Friday, October 19, 2012

Exporting Metadata from Canon ImageWare Document Manager

Note: Canon ImageWare Document Manager (iWDM) 4.1 Workgroup Edition was used for this analysis, but I expect the details are the same or very similar for other editions and minor versions.

[Updated 2015-04-22]

ImageWare is like many document management systems sold by scanner companies. They tend to be focused on finding a place to store the mountains of scans the scanner companies'  devices can produce. They can be difficult to use and have a number of limitations compared with general document management solutions. As a result many users of these systems would like to switch to more powerful and comprehensive products like SharepointFileHold, or LaserFiche.

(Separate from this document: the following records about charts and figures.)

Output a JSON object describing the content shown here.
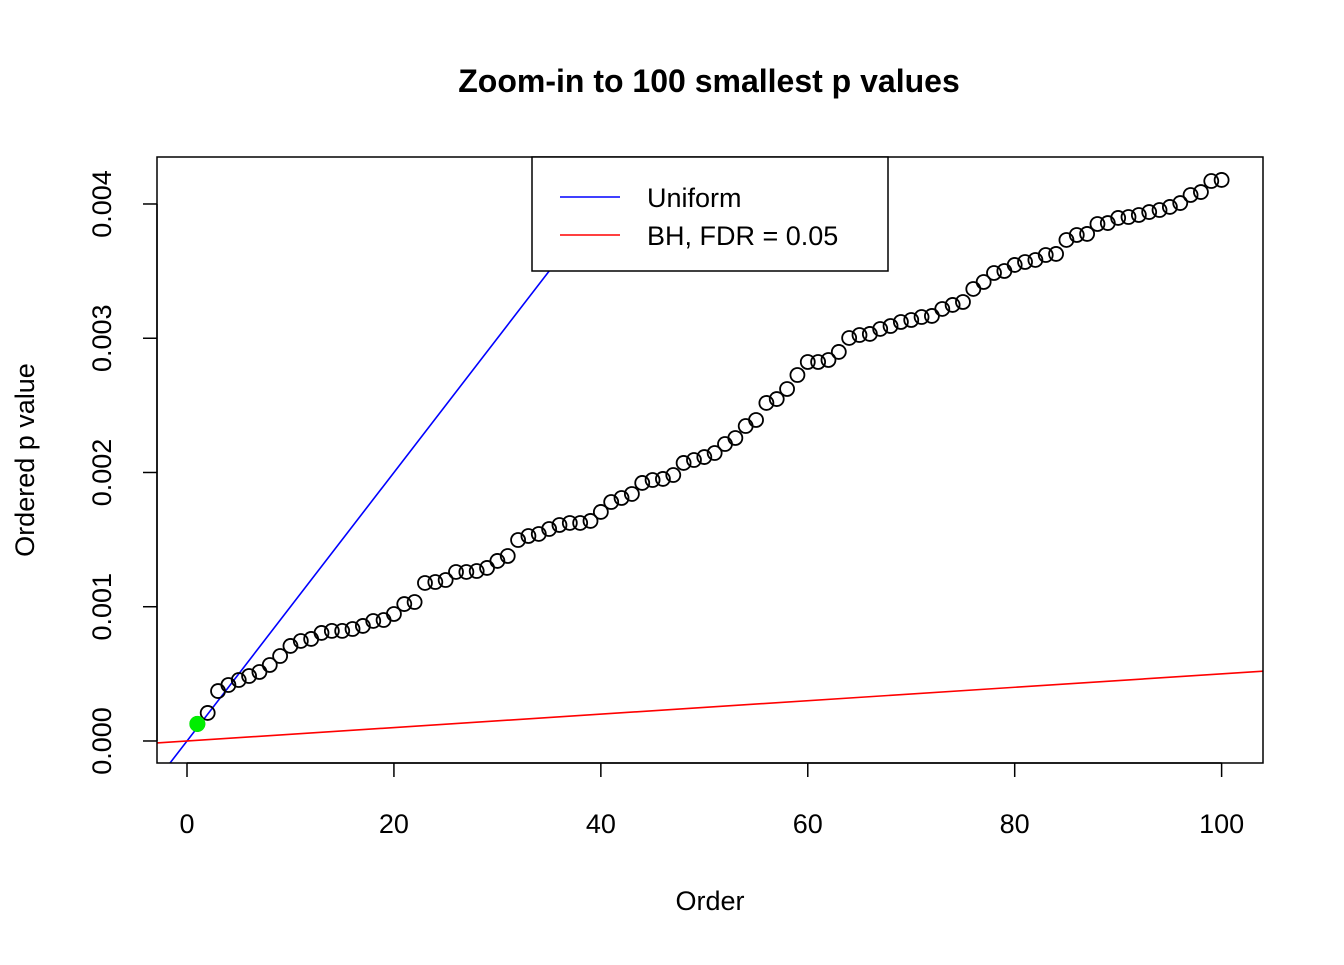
{
  "chart_data": {
    "type": "scatter",
    "title": "Zoom-in to 100 smallest p values",
    "xlabel": "Order",
    "ylabel": "Ordered p value",
    "xlim": [
      -2.9,
      104
    ],
    "ylim": [
      -0.000164,
      0.00435
    ],
    "x_ticks": [
      0,
      20,
      40,
      60,
      80,
      100
    ],
    "x_tick_labels": [
      "0",
      "20",
      "40",
      "60",
      "80",
      "100"
    ],
    "y_ticks": [
      0,
      0.001,
      0.002,
      0.003,
      0.004
    ],
    "y_tick_labels": [
      "0.000",
      "0.001",
      "0.002",
      "0.003",
      "0.004"
    ],
    "grid": false,
    "legend_position": "top-center",
    "legend": [
      {
        "label": "Uniform",
        "color": "#0000ff"
      },
      {
        "label": "BH, FDR = 0.05",
        "color": "#ff0000"
      }
    ],
    "lines": [
      {
        "name": "Uniform",
        "slope": 0.0001,
        "intercept": 0,
        "color": "#0000ff"
      },
      {
        "name": "BH, FDR = 0.05",
        "slope": 5e-06,
        "intercept": 0,
        "color": "#ff0000"
      }
    ],
    "highlight": {
      "x": 1,
      "y": 0.000127,
      "color": "#00ee00"
    },
    "series": [
      {
        "name": "Ordered p values",
        "x": [
          1,
          2,
          3,
          4,
          5,
          6,
          7,
          8,
          9,
          10,
          11,
          12,
          13,
          14,
          15,
          16,
          17,
          18,
          19,
          20,
          21,
          22,
          23,
          24,
          25,
          26,
          27,
          28,
          29,
          30,
          31,
          32,
          33,
          34,
          35,
          36,
          37,
          38,
          39,
          40,
          41,
          42,
          43,
          44,
          45,
          46,
          47,
          48,
          49,
          50,
          51,
          52,
          53,
          54,
          55,
          56,
          57,
          58,
          59,
          60,
          61,
          62,
          63,
          64,
          65,
          66,
          67,
          68,
          69,
          70,
          71,
          72,
          73,
          74,
          75,
          76,
          77,
          78,
          79,
          80,
          81,
          82,
          83,
          84,
          85,
          86,
          87,
          88,
          89,
          90,
          91,
          92,
          93,
          94,
          95,
          96,
          97,
          98,
          99,
          100
        ],
        "values": [
          0.000127,
          0.000209,
          0.000372,
          0.000417,
          0.000454,
          0.000484,
          0.000514,
          0.000566,
          0.000633,
          0.000708,
          0.000745,
          0.00076,
          0.000805,
          0.00082,
          0.00082,
          0.000834,
          0.000857,
          0.000894,
          0.000901,
          0.000946,
          0.00102,
          0.001035,
          0.001177,
          0.001184,
          0.001199,
          0.001259,
          0.001259,
          0.001266,
          0.001289,
          0.001341,
          0.001378,
          0.001497,
          0.001527,
          0.001542,
          0.001579,
          0.001609,
          0.001624,
          0.001624,
          0.001639,
          0.001706,
          0.00178,
          0.00181,
          0.00184,
          0.001922,
          0.001944,
          0.001952,
          0.001981,
          0.002071,
          0.002093,
          0.002115,
          0.002145,
          0.002212,
          0.002257,
          0.002346,
          0.002391,
          0.002518,
          0.002547,
          0.002622,
          0.002726,
          0.002823,
          0.002823,
          0.002838,
          0.002898,
          0.003002,
          0.003024,
          0.003032,
          0.003069,
          0.003091,
          0.003121,
          0.003136,
          0.003158,
          0.003166,
          0.003218,
          0.003248,
          0.00327,
          0.003367,
          0.003419,
          0.003486,
          0.003501,
          0.003546,
          0.003568,
          0.003583,
          0.00362,
          0.003628,
          0.003732,
          0.003769,
          0.003777,
          0.003851,
          0.003858,
          0.003896,
          0.003903,
          0.003918,
          0.00394,
          0.003955,
          0.003978,
          0.004007,
          0.004067,
          0.004089,
          0.004171,
          0.004179
        ]
      }
    ]
  }
}
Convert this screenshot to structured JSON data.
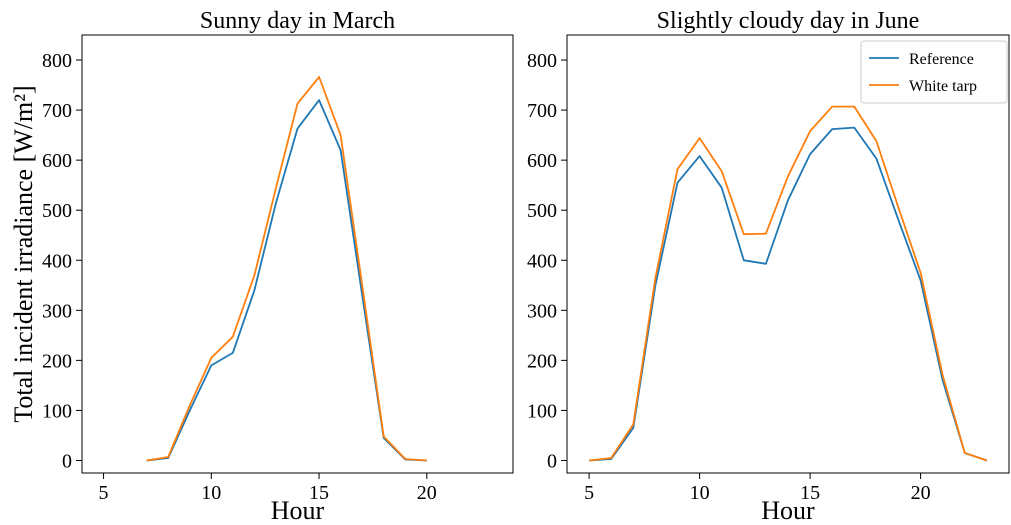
{
  "chart_data": [
    {
      "type": "line",
      "title": "Sunny day in March",
      "xlabel": "Hour",
      "ylabel": "Total incident irradiance [W/m²]",
      "xlim": [
        4,
        24
      ],
      "ylim": [
        -25,
        850
      ],
      "xticks": [
        5,
        10,
        15,
        20
      ],
      "yticks": [
        0,
        100,
        200,
        300,
        400,
        500,
        600,
        700,
        800
      ],
      "legend": null,
      "series": [
        {
          "name": "Reference",
          "color": "#1f77b4",
          "x": [
            7,
            8,
            9,
            10,
            11,
            12,
            13,
            14,
            15,
            16,
            17,
            18,
            19,
            20
          ],
          "y": [
            0,
            5,
            100,
            190,
            215,
            340,
            515,
            663,
            720,
            620,
            330,
            45,
            2,
            0
          ]
        },
        {
          "name": "White tarp",
          "color": "#ff7f0e",
          "x": [
            7,
            8,
            9,
            10,
            11,
            12,
            13,
            14,
            15,
            16,
            17,
            18,
            19,
            20
          ],
          "y": [
            0,
            7,
            110,
            205,
            247,
            370,
            545,
            713,
            766,
            650,
            350,
            48,
            3,
            0
          ]
        }
      ]
    },
    {
      "type": "line",
      "title": "Slightly cloudy day in June",
      "xlabel": "Hour",
      "ylabel": "",
      "xlim": [
        4,
        24
      ],
      "ylim": [
        -25,
        850
      ],
      "xticks": [
        5,
        10,
        15,
        20
      ],
      "yticks": [
        0,
        100,
        200,
        300,
        400,
        500,
        600,
        700,
        800
      ],
      "legend": "top-right",
      "series": [
        {
          "name": "Reference",
          "color": "#1f77b4",
          "x": [
            5,
            6,
            7,
            8,
            9,
            10,
            11,
            12,
            13,
            14,
            15,
            16,
            17,
            18,
            19,
            20,
            21,
            22,
            23
          ],
          "y": [
            0,
            3,
            65,
            350,
            555,
            608,
            545,
            400,
            393,
            520,
            612,
            662,
            665,
            603,
            480,
            360,
            160,
            15,
            0
          ]
        },
        {
          "name": "White tarp",
          "color": "#ff7f0e",
          "x": [
            5,
            6,
            7,
            8,
            9,
            10,
            11,
            12,
            13,
            14,
            15,
            16,
            17,
            18,
            19,
            20,
            21,
            22,
            23
          ],
          "y": [
            0,
            5,
            72,
            365,
            582,
            644,
            578,
            452,
            453,
            568,
            658,
            707,
            707,
            638,
            505,
            375,
            170,
            15,
            0
          ]
        }
      ]
    }
  ]
}
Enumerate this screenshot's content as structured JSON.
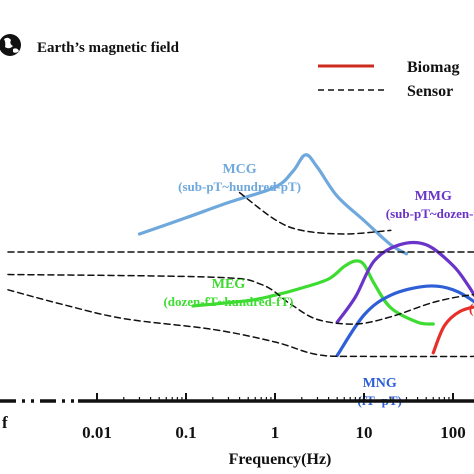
{
  "chart_data": {
    "type": "line",
    "title": "",
    "xlabel": "Frequency(Hz)",
    "ylabel": "",
    "x_scale": "log",
    "xlim": [
      0.001,
      300
    ],
    "x_ticks": [
      {
        "value": 0.01,
        "label": "0.01"
      },
      {
        "value": 0.1,
        "label": "0.1"
      },
      {
        "value": 1,
        "label": "1"
      },
      {
        "value": 10,
        "label": "10"
      },
      {
        "value": 100,
        "label": "100"
      }
    ],
    "x_tick_left_fragment": "f",
    "grid": false,
    "earth_label": "Earth’s magnetic field",
    "legend": {
      "position": "top-right",
      "entries": [
        {
          "label": "Biomag",
          "style": "solid",
          "color": "#cc2b1d"
        },
        {
          "label": "Sensor",
          "style": "dashed",
          "color": "#111111"
        }
      ]
    },
    "series": [
      {
        "name": "MCG",
        "sublabel": "(sub-pT~hundred-pT)",
        "kind": "biomag",
        "color": "#6fa8dc",
        "points": [
          [
            0.03,
            40
          ],
          [
            0.1,
            58
          ],
          [
            0.3,
            75
          ],
          [
            1,
            92
          ],
          [
            1.6,
            110
          ],
          [
            2.2,
            128
          ],
          [
            3,
            114
          ],
          [
            5,
            82
          ],
          [
            10,
            55
          ],
          [
            20,
            28
          ],
          [
            30,
            18
          ]
        ]
      },
      {
        "name": "MEG",
        "sublabel": "(dozen-fT~hundred-fT)",
        "kind": "biomag",
        "color": "#3ddc30",
        "points": [
          [
            0.12,
            -40
          ],
          [
            0.5,
            -34
          ],
          [
            1,
            -28
          ],
          [
            2,
            -20
          ],
          [
            4,
            -10
          ],
          [
            6,
            4
          ],
          [
            8,
            10
          ],
          [
            10,
            6
          ],
          [
            13,
            -15
          ],
          [
            20,
            -42
          ],
          [
            40,
            -58
          ],
          [
            60,
            -60
          ]
        ]
      },
      {
        "name": "MMG",
        "sublabel": "(sub-pT~dozen-p",
        "kind": "biomag",
        "color": "#6a34c8",
        "points": [
          [
            5,
            -58
          ],
          [
            8,
            -30
          ],
          [
            13,
            10
          ],
          [
            25,
            28
          ],
          [
            50,
            28
          ],
          [
            100,
            5
          ],
          [
            150,
            -18
          ],
          [
            200,
            -38
          ]
        ]
      },
      {
        "name": "MNG",
        "sublabel": "(fT~pT)",
        "kind": "biomag",
        "color": "#2e5fd6",
        "points": [
          [
            5,
            -95
          ],
          [
            10,
            -50
          ],
          [
            20,
            -28
          ],
          [
            50,
            -18
          ],
          [
            100,
            -22
          ],
          [
            200,
            -40
          ],
          [
            300,
            -60
          ]
        ]
      },
      {
        "name": "(f",
        "sublabel": "",
        "kind": "biomag",
        "color": "#e8302a",
        "points": [
          [
            60,
            -92
          ],
          [
            80,
            -62
          ],
          [
            120,
            -46
          ],
          [
            200,
            -40
          ],
          [
            300,
            -40
          ]
        ]
      },
      {
        "name": "",
        "sublabel": "",
        "kind": "sensor",
        "color": "#111111",
        "points": [
          [
            0.4,
            86
          ],
          [
            1,
            56
          ],
          [
            2,
            44
          ],
          [
            6,
            40
          ],
          [
            20,
            44
          ]
        ]
      },
      {
        "name": "",
        "sublabel": "",
        "kind": "sensor",
        "color": "#111111",
        "points": [
          [
            0.001,
            -5
          ],
          [
            0.2,
            -8
          ],
          [
            0.7,
            -16
          ],
          [
            1.5,
            -38
          ],
          [
            3,
            -55
          ],
          [
            8,
            -60
          ],
          [
            20,
            -52
          ],
          [
            60,
            -36
          ],
          [
            150,
            -28
          ],
          [
            300,
            -26
          ]
        ]
      },
      {
        "name": "",
        "sublabel": "",
        "kind": "sensor",
        "color": "#111111",
        "points": [
          [
            0.001,
            -22
          ],
          [
            0.004,
            -38
          ],
          [
            0.02,
            -54
          ],
          [
            0.2,
            -66
          ],
          [
            1,
            -80
          ],
          [
            3,
            -94
          ],
          [
            10,
            -96
          ],
          [
            300,
            -96
          ]
        ]
      },
      {
        "name": "",
        "sublabel": "",
        "kind": "sensor",
        "color": "#111111",
        "points": [
          [
            0.001,
            20
          ],
          [
            300,
            20
          ]
        ]
      }
    ],
    "series_label_positions": [
      {
        "series": 0,
        "at": [
          0.4,
          108
        ]
      },
      {
        "series": 1,
        "at": [
          0.3,
          -20
        ]
      },
      {
        "series": 2,
        "at": [
          60,
          78
        ]
      },
      {
        "series": 3,
        "at": [
          15,
          -130
        ]
      },
      {
        "series": 4,
        "at": [
          170,
          -48
        ]
      }
    ]
  }
}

The problem with making the switch is getting the thousands of documents from the old system into the new one. In the case of ImageWare there are some complications. All the documents are stored in a proprietary volume block file format with a dot IMG extension. While Canon does provide a method for exporting these in their original source format it requires a fair bit of manual effort for anything but the most simple repository and it does not export the documents' metadata.

The metadata is often the most important part of these documents. It is typically created using optical character recognition when the document is scanned or it is manually entered when the document is filed. Either way it is a valuable commodity that should not be lost. The good news is that the metadata is stored in a Microsoft SQL Server database. With the right technical skills the metadata can be extracted and prepared to import into a new document management system.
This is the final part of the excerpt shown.